Kłamały Sowiety, chcąc ukryć fakt, że w pierwszym etapie wojny współpracowały z Hitlerem, kłamał Zachód, który nie chciał burzyć czarno-białego obrazu II wojny światowej jako starcia sił dobra (a więc również ZSRR) ze złem, kłamie wreszcie obecna Rosja, broniąc honoru „wielkiego Stalina”.

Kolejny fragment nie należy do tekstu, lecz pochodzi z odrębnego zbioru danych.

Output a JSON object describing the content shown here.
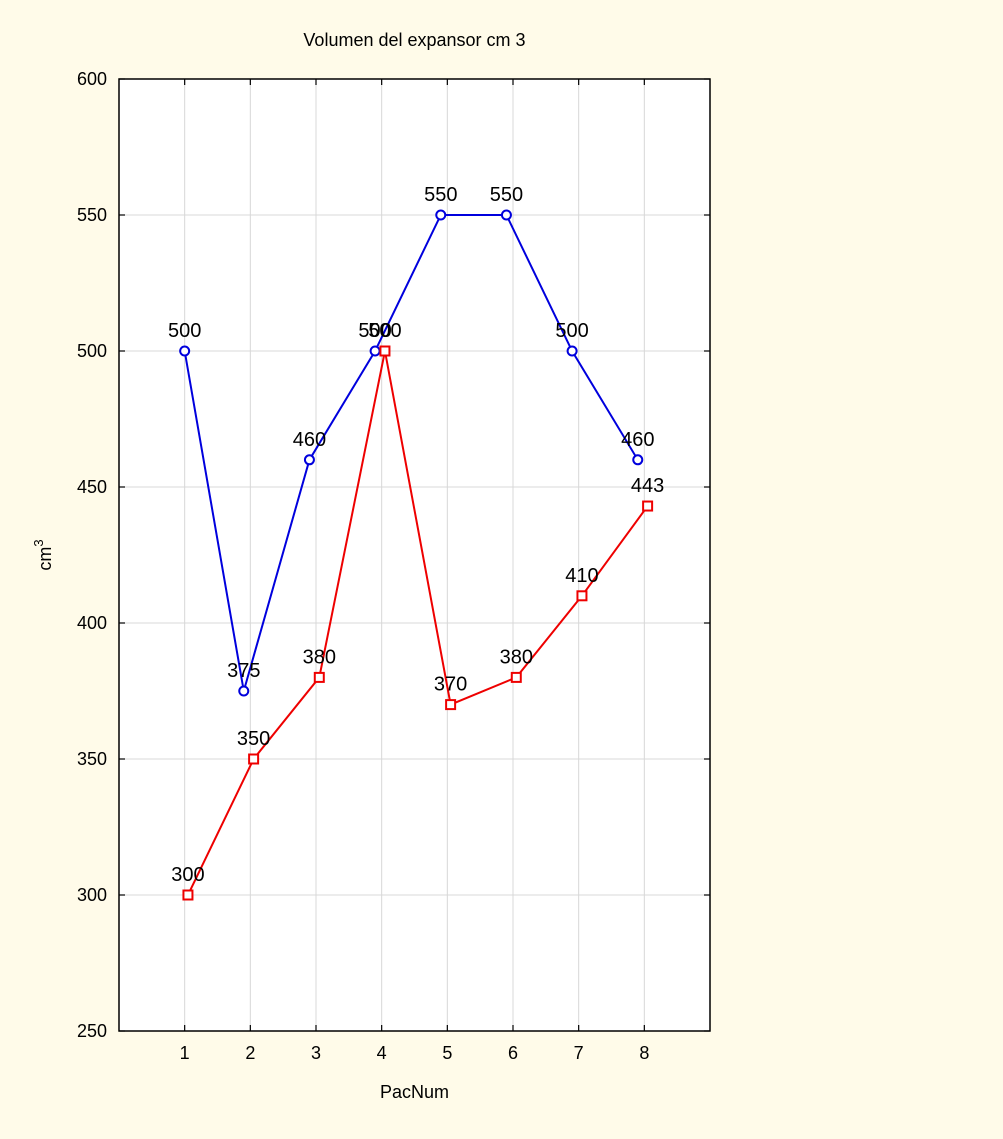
{
  "chart_data": {
    "type": "line",
    "title": "Volumen del expansor cm 3",
    "xlabel": "PacNum",
    "ylabel_base": "cm",
    "ylabel_sup": "3",
    "x": [
      1,
      2,
      3,
      4,
      5,
      6,
      7,
      8
    ],
    "xlim": [
      0,
      9
    ],
    "ylim": [
      250,
      600
    ],
    "yticks": [
      250,
      300,
      350,
      400,
      450,
      500,
      550,
      600
    ],
    "grid": true,
    "legend": "none",
    "series": [
      {
        "color": "#0000dd",
        "marker": "circle",
        "x": [
          1,
          1.9,
          2.9,
          3.9,
          4.9,
          5.9,
          6.9,
          7.9
        ],
        "values": [
          500,
          375,
          460,
          500,
          550,
          550,
          500,
          460
        ]
      },
      {
        "color": "#ee0000",
        "marker": "square",
        "x": [
          1.05,
          2.05,
          3.05,
          4.05,
          5.05,
          6.05,
          7.05,
          8.05
        ],
        "values": [
          300,
          350,
          380,
          500,
          370,
          380,
          410,
          443
        ]
      }
    ]
  }
}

„Najlepszy sojusznik Hitlera” znanego polskiego dziennikarza emigracyjnego Aleksandra Bregmana jest znakomitą odtrutką na te kłamstwa. Książka w III RP prawie zapomniana, ale niegdyś mająca status niemal kultowej. Od 1958 roku wielokrotnie wydawana na Zachodzie, w okupowanym przez komunistów kraju przekazywana z rąk do rąk w drugim obiegu.
To z niej Polacy mogli się dowiedzieć o kulisach tajnych rokowań pomiędzy Moskwą a Berlinem, które doprowadziły do podpisania paktu Ribbentrop-Mołotow. O rozbiorze Polski i innych dokonaniach wspierających się militarnie i dyplomatycznie totalitarnych reżimów. O gigantycznej ilości surowców i materiałów wojennych przekazywanych przez Stalina Hitlerowi. A wreszcie o postawie Stalina w czerwcu 1941 roku, nie tylko do końca wierzącego w dozgonną przyjaźń z Hitlerem, ale rozpaczliwie próbującego przebłagać go, aby nie atakował Sowietów.

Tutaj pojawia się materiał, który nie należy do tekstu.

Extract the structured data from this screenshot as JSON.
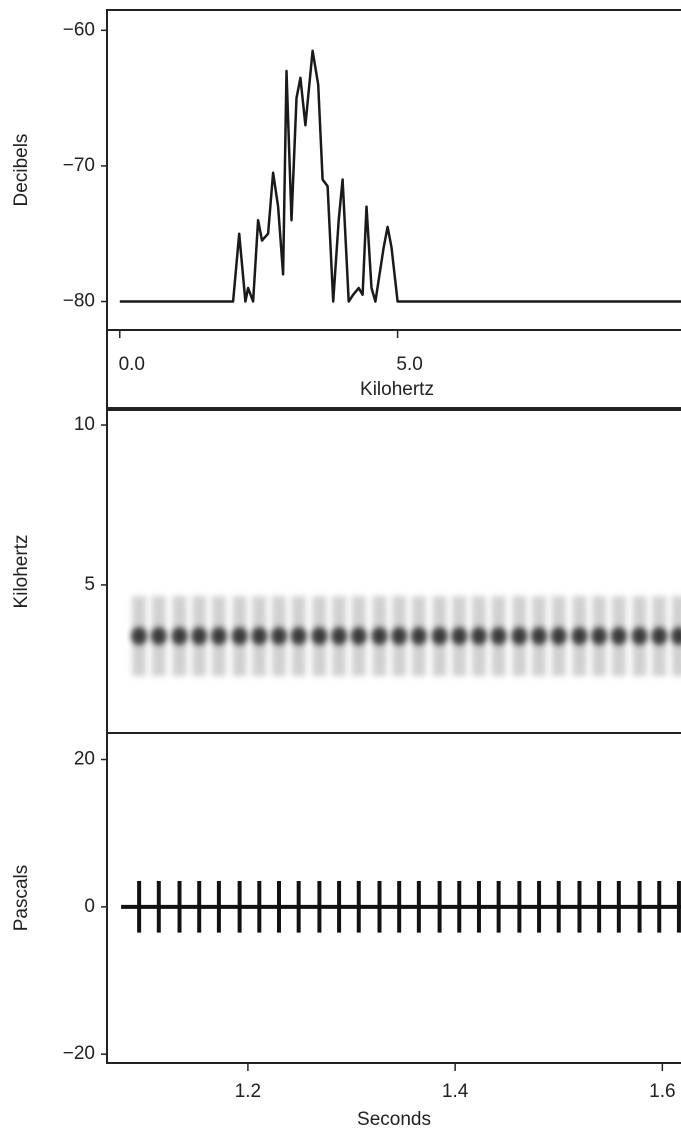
{
  "chart_data": [
    {
      "type": "line",
      "x_label": "Kilohertz",
      "y_label": "Decibels",
      "x": [
        0,
        2.04,
        2.15,
        2.26,
        2.31,
        2.4,
        2.49,
        2.56,
        2.67,
        2.76,
        2.85,
        2.94,
        3.0,
        3.09,
        3.18,
        3.25,
        3.34,
        3.47,
        3.57,
        3.65,
        3.74,
        3.84,
        3.94,
        4.01,
        4.12,
        4.2,
        4.3,
        4.37,
        4.44,
        4.53,
        4.6,
        4.75,
        4.82,
        4.89,
        5.0,
        10.1
      ],
      "values": [
        -80,
        -80,
        -75,
        -80,
        -79,
        -80,
        -74,
        -75.5,
        -75,
        -70.5,
        -73,
        -78,
        -63,
        -74,
        -65,
        -63.5,
        -67,
        -61.5,
        -64,
        -71,
        -71.5,
        -80,
        -74,
        -71,
        -80,
        -79.5,
        -79,
        -79.5,
        -73,
        -79,
        -80,
        -76,
        -74.5,
        -76,
        -80,
        -80
      ],
      "color": "#1a1a1a",
      "xlim": [
        -0.23,
        10.1
      ],
      "ylim": [
        -82.1,
        -58.5
      ],
      "xticks": [
        {
          "value": 0,
          "label": "0.0"
        },
        {
          "value": 5,
          "label": "5.0"
        }
      ],
      "yticks": [
        {
          "value": -60,
          "label": "−60"
        },
        {
          "value": -70,
          "label": "−70"
        },
        {
          "value": -80,
          "label": "−80"
        }
      ]
    },
    {
      "type": "spectrogram",
      "y_label": "Kilohertz",
      "x": [
        1.095,
        1.114,
        1.134,
        1.153,
        1.172,
        1.192,
        1.211,
        1.23,
        1.249,
        1.269,
        1.288,
        1.307,
        1.327,
        1.346,
        1.365,
        1.385,
        1.404,
        1.423,
        1.442,
        1.462,
        1.481,
        1.5,
        1.52,
        1.539,
        1.558,
        1.578,
        1.597,
        1.616
      ],
      "values": [
        3.4,
        3.4,
        3.4,
        3.4,
        3.4,
        3.4,
        3.4,
        3.4,
        3.4,
        3.4,
        3.4,
        3.4,
        3.4,
        3.4,
        3.4,
        3.4,
        3.4,
        3.4,
        3.4,
        3.4,
        3.4,
        3.4,
        3.4,
        3.4,
        3.4,
        3.4,
        3.4,
        3.4
      ],
      "color": "#222222",
      "xlim": [
        1.064,
        1.618
      ],
      "ylim": [
        0.37,
        10.47
      ],
      "yticks": [
        5,
        10
      ]
    },
    {
      "type": "waveform",
      "x_label": "Seconds",
      "y_label": "Pascals",
      "x": [
        1.095,
        1.114,
        1.134,
        1.153,
        1.172,
        1.192,
        1.211,
        1.23,
        1.249,
        1.269,
        1.288,
        1.307,
        1.327,
        1.346,
        1.365,
        1.385,
        1.404,
        1.423,
        1.442,
        1.462,
        1.481,
        1.5,
        1.52,
        1.539,
        1.558,
        1.578,
        1.597,
        1.616
      ],
      "values": [
        3.5,
        3.5,
        3.5,
        3.5,
        3.5,
        3.5,
        3.5,
        3.5,
        3.5,
        3.5,
        3.5,
        3.5,
        3.5,
        3.5,
        3.5,
        3.5,
        3.5,
        3.5,
        3.5,
        3.5,
        3.5,
        3.5,
        3.5,
        3.5,
        3.5,
        3.5,
        3.5,
        3.5
      ],
      "color": "#111111",
      "xlim": [
        1.064,
        1.618
      ],
      "ylim": [
        -21.2,
        23.6
      ],
      "xticks": [
        1.2,
        1.4,
        1.6
      ],
      "yticks": [
        20,
        0,
        {
          "value": -20,
          "label": "−20"
        }
      ]
    }
  ]
}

Nic więc dziwnego, że ta książka była w PRL na absolutnym indeksie. Nie można jej było umieszczać nawet w bibliografiach prac naukowych, gdyż sam tytuł – choć nie padało w nim słowo „Stalin” – każdemu Polakowi kojarzył się jednoznacznie.
[i]Aleksander Bregman, Najlepszy sojusznik Hitlera, Wydawnictwo Fronda, Warszawa 2009[/i]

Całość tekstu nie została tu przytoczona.